La tragédie, à nouveau

18/11/2017

Memories of Sarajevo (2h20min)et Dans les ruines d'Athènes (2h40min) sont deux pièces de théâtre écrites et mises en scène par Julie Bertin et Jade Herbulot. Elles furent présentées au festival de théâtre d'Avignon et sont désormais à l'affiche du théâtre des Quartiers d'Ivry, où j'ai pu avoir la chance de les voir au cours d'une après-midi de marathon théâtral. Ces deux œuvres sont les composantes de la tétralogie « Europe, mon amour », qui transpose le regard déçu des deux auteures nées au début des années 90 sur l'Union Européenne. Une vision éminemment triste par les actions entreprises par l'institution, mais optimiste quant à son futur.
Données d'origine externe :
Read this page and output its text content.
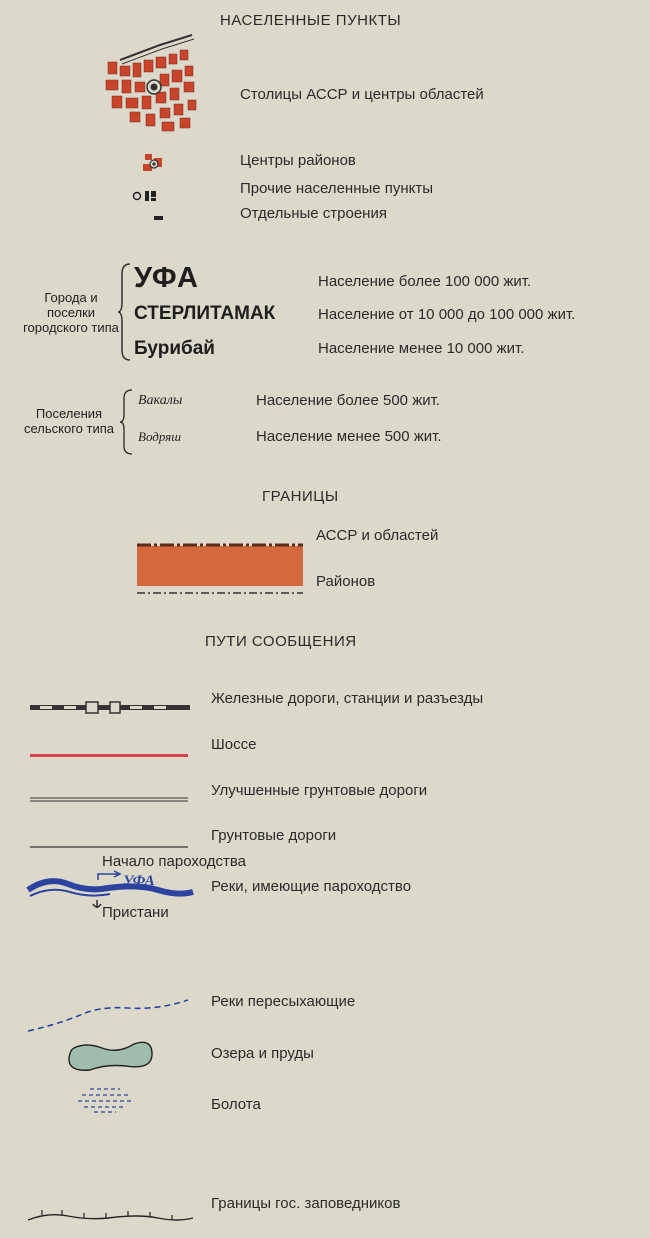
НАСЕЛЕННЫЕ ПУНКТЫ
Столицы АССР и центры областей
Центры районов
Прочие населенные пункты
Отдельные строения
Города и
поселки
городского типа
УФА	Население более 100 000 жит.
СТЕРЛИТАМАК	Население от 10 000 до 100 000 жит.
Бурибай	Население менее 10 000 жит.
Поселения
сельского типа
Вакалы	Население более 500 жит.
Водряш	Население менее 500 жит.
ГРАНИЦЫ
АССР и областей
Районов
ПУТИ СООБЩЕНИЯ
Железные дороги, станции и разъезды
Шоссе
Улучшенные грунтовые дороги
Грунтовые дороги
Начало пароходства
УФА	Реки, имеющие пароходство
Пристани
Реки пересыхающие
Озера и пруды
Болота
Границы гос. заповедников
Memories of Sarajevo raconte le siège de Sarajevo lors du démantèlement de l'ex-Yougoslavie entre les années 1992 et 1996. Elle alterne discussions politiques au sein de l'Union Européenne et de l'ONU, dans lesquelles les joutes verbales entre dirigeants nationalistes bosniaques éclatent à longueur de pièce, et scènes de désarroi d'une population dépassée par des enjeux dont elle a été dépossédée. Dans les ruines d'Athènes s'intéresse à la grande récession suite à la crise économique de 2008 qui n'avait pas épargné l'Union Européenne et dont la Grèce fut la principale victime. Elle met en scène aujourd'hui une émission de téléréalité dans laquelle des jeunes candidats tentent de gagner afin d'obtenir une récompense extrêmement contemporaine de cette nouvelle Grèce meurtrie par la crise économique : l'effacement de sa dette personnelle. Ainsi se succèdent Ulysse, Médée, Antigone, Cassandre et d'autres, dépouillés de leur prestige de demi-dieux mythologiques et réduits à celui de candidats désespérés dans l'attente d'un nouveau départ. Ces cruelles scènes de téléréalité, auxquelles le spectateur peut participer à l'aide de son smartphone, se rendant ainsi complice, sont entrecoupées de scènes historiques, au cours desquelles est raconté humoristiquement au spectateur le déroulement de la crise grecque. Apparaissent donc les figures caricaturées de Merkel, Sarkozy, Tsipras, Hollande, Juncker, désemparées et étrangers à la désolation de la société grecque. Dans ces deux pièces le personnage d'Europe, fille de Zeus et symbole du continent, apparaît à de multiples reprises pour chanter en langue grecque les malheurs et la désespération qui hantent son territoire.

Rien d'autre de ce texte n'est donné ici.